Italy paid a euro-era high price to sell five-year bonds on Monday, with investors wary of buying its debt until the country's new leadership undertakes profound economic reform.

The 3 billion euro (2.5 billion pound) sale, small by Italian standards, met slightly improved demand compared with a month ago, but the 6.29 percent cost of borrowing was seen as unsustainable as Italy tries to refinance its 1.9 trillion euro debt.

However, the yield was below secondary market levels, reflecting expectations of a more reform-friendly Italy after European Commissioner Mario Monti was asked to form a government on Sunday.

(Monti) is perceived to be a positive change for the country, said Annalisa Piazza, rate strategist at Newedge.

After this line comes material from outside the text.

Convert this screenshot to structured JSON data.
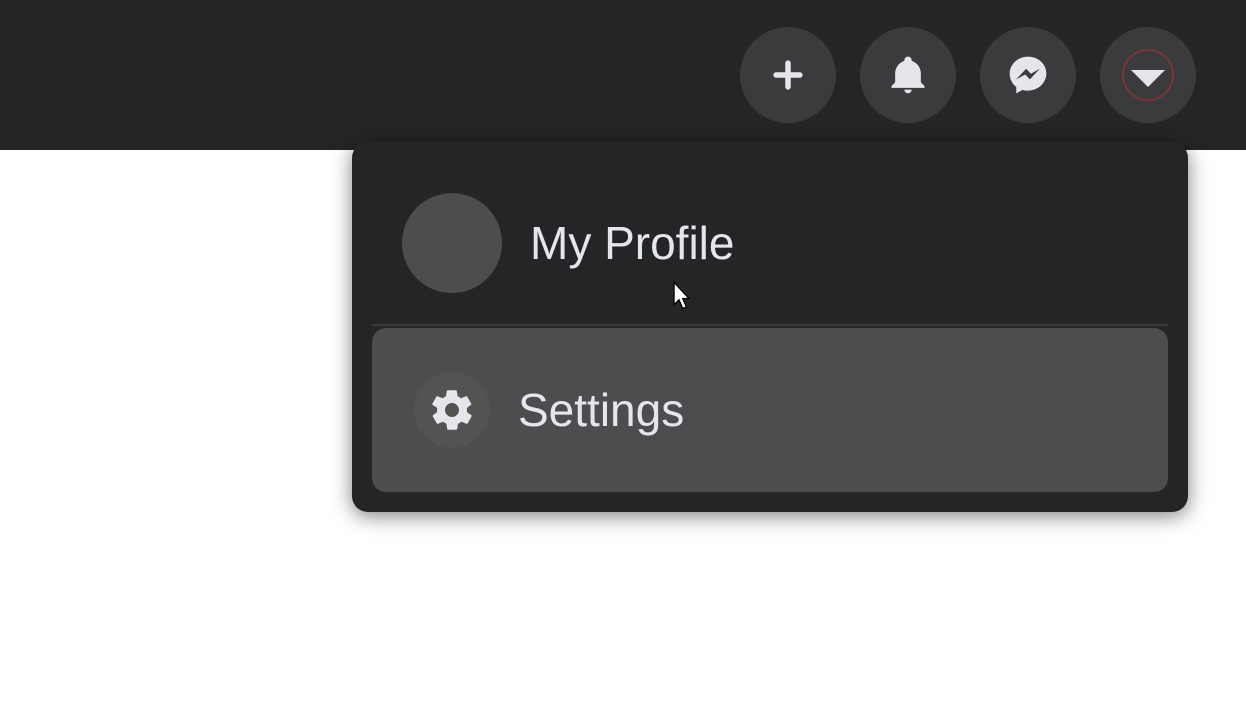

Cautiousness on the future developments in Italy is fully justified. Credibility has been lost and it will take a while for market participants to believe that the country is back on the right track.

Italian yields soared above 7 percent last week -- levels that ultimately led Greece, Portugal and Ireland to seek international aid.

Yet Italy is too big to be bailed out with currently available resources and preventing it becoming the next victim of the two-year old euro zone debt crisis is seen as crucial to future of the single currency itself.

Bids at Monday's auction were 1.469 times the amount on offer, compared with 1.344 percent at last month's sale, when gross yields were just 5.32 percent.

(The results) just basically tell us in the short term that we are not (spiralling) out of control, said Marc Ostwald, strategist at Monument Securities in London.

But in the long run, paying 6.29 percent for five-year paper is just not an option, it's not sustainable over the long term. You would need to be back below 5 (percent) before we get there and that looks very far away still.

Yields on benchmark Italian 10-year bonds climbed to 14-year highs of around 7.5 percent last week before Prime Minister Silvio Berlusconi, seen by many in the market as an obstacle in the way of reforms, said he would resign.

The political change -- and European Central Bank debt purchases -- pushed yields back to 6.40 percent early on Monday, but the improved sentiment seemed fragile -- yields last stood at 6.64 percent, up 14 bps on the day.

We've seen a substantial move in yields over the past few days and the 6.40 percent level, where the first (ECB) intervention took place, is a big one, and people have started to book some profits at around that level, one trader said.

Five-year yields stood close to 10-year levels at 6.63 percent.